Osteopatia e gravidanza

La gravidanza rappresenta un imponente cambiamento per la donna sotto numerose sfaccettature: ormonali, metaboliche, muscolo-scheletriche, viscerali e, non per ultimo, psicologiche. Tutti questi cambiamenti possono influenzare la naturalezza con cui evolve la gravidanza e rendere la stessa meno fisiologica e piacevole, se non addirittura disfunzionale.

Il trattamento osteopatico ha molteplici funzioni nel sostenere la futura mamma durante i mesi di gravidanza.

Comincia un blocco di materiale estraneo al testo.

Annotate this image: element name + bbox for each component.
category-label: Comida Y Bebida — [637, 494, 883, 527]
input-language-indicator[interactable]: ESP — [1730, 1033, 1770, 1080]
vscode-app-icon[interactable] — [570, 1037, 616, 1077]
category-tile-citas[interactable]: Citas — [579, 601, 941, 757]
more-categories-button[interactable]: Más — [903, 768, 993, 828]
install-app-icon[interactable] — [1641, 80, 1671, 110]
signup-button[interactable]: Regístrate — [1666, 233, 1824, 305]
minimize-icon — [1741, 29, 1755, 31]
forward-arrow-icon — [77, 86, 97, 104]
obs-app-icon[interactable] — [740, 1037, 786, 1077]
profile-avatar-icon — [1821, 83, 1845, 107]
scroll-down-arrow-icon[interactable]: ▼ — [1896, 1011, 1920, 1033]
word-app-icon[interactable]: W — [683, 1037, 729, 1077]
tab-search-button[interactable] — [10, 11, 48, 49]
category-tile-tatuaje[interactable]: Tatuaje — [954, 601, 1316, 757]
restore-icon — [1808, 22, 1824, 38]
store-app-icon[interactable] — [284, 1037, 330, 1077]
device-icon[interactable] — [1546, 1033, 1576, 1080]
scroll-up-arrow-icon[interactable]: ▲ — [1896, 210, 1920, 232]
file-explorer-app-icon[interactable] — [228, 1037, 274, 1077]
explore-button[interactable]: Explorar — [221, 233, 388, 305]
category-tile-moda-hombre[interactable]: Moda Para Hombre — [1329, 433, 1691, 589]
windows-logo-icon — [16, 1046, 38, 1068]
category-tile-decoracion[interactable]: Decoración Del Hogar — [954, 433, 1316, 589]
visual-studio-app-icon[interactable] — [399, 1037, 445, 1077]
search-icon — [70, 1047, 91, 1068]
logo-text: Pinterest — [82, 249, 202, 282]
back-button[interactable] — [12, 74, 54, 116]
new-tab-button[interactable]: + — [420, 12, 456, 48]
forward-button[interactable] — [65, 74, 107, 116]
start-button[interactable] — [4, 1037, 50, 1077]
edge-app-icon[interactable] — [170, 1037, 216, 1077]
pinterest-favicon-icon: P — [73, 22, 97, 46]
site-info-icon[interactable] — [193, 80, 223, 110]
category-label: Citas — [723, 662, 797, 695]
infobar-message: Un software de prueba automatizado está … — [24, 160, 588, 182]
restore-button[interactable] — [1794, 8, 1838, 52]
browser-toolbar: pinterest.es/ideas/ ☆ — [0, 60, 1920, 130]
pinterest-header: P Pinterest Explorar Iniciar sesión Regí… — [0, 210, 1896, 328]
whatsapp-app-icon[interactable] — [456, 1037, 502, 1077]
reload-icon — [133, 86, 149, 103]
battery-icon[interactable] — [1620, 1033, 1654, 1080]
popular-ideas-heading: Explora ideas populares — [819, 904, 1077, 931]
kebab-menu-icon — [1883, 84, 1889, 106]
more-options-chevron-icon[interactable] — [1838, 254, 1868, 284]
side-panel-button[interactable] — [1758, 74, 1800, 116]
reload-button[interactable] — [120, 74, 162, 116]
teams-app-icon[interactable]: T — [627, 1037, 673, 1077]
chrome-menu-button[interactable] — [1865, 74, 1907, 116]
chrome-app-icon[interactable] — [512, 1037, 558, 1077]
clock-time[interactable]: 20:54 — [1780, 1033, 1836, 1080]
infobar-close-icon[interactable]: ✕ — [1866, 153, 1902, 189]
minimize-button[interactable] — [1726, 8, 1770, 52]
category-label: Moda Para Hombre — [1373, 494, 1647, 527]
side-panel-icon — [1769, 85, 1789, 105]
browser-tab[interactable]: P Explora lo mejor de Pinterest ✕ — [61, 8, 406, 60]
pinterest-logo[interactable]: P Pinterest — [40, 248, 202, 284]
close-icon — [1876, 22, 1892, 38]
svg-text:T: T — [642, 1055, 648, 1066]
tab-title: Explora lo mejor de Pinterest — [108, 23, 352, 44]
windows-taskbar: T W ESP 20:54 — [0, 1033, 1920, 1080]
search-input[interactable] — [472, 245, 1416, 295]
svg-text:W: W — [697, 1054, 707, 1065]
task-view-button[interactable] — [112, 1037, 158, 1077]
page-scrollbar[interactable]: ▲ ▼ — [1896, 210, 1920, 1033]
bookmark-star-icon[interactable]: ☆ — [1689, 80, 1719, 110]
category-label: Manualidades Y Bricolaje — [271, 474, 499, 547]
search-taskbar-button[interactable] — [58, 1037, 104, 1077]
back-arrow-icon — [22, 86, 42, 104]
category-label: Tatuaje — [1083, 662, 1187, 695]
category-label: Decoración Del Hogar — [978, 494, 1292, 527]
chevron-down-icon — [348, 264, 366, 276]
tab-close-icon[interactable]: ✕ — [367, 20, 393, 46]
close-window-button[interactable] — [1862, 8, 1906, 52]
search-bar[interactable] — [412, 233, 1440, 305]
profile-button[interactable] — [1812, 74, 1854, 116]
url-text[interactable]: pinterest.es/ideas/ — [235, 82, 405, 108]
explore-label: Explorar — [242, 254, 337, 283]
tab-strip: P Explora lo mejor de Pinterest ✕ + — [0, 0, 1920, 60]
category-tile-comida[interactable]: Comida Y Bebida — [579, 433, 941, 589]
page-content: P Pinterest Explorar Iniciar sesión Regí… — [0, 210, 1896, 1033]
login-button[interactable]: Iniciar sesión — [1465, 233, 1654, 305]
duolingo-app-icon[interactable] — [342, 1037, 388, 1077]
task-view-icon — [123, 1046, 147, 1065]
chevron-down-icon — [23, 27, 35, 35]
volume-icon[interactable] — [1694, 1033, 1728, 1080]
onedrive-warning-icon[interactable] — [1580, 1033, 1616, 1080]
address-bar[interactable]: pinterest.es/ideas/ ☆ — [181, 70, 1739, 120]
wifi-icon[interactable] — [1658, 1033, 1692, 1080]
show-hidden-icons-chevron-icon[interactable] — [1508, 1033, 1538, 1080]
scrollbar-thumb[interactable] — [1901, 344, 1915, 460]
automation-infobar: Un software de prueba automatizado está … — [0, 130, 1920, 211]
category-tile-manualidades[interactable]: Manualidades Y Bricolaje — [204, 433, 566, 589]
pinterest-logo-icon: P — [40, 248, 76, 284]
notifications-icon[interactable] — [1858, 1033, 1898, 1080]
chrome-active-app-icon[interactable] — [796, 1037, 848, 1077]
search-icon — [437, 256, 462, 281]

Partiamo dal presupposto che per ogni “trimestre” ci sono delle indicazioni differenti al trattamento, per cui anche gli approcci varieranno in base al momento, alle richieste e alle necessità. Per fare un esempio, solitamente una mamma al secondo o terzo mese di gravidanza è più probabile che venga per le nausee o il mal di testa, al contrario di una mamma all’ottavo che potrebbe venire più per dolori alla zona lombo-sacrale, alle gambe, o lombo-sciatalgie. Questi sono solo alcune delle possibili condizioni. L’osteopatia, come campo di lavoro sulla prevenzione, ha nel caso della gravidanza la finalità di favorire un parto il più possibile fisiologico, lavorando dolcemente su tutta la componente strutturale, muscolare e legamentosa del bacino, della colonna e del pavimento pelvico, favorendo anche il rilascio di alcune tensioni sul “pancione” frequentemente percepite dalle pazienti.

L’approccio osteopatico fluidico da noi proposto permette di norma di ridurre le condizioni disfunzionali in 3-4 sedute, a meno che non siano presenti condizioni particolari (es. cisti endometriosiche, aderenze). Le donne in gravidanza come i neonati rappresentano tra i “sistemi biologici” più reattivi al trattamento, esprimono delle risorse e delle capacità di adattamento che spesso, per la stanchezza e la fatica, non riconoscono di avere.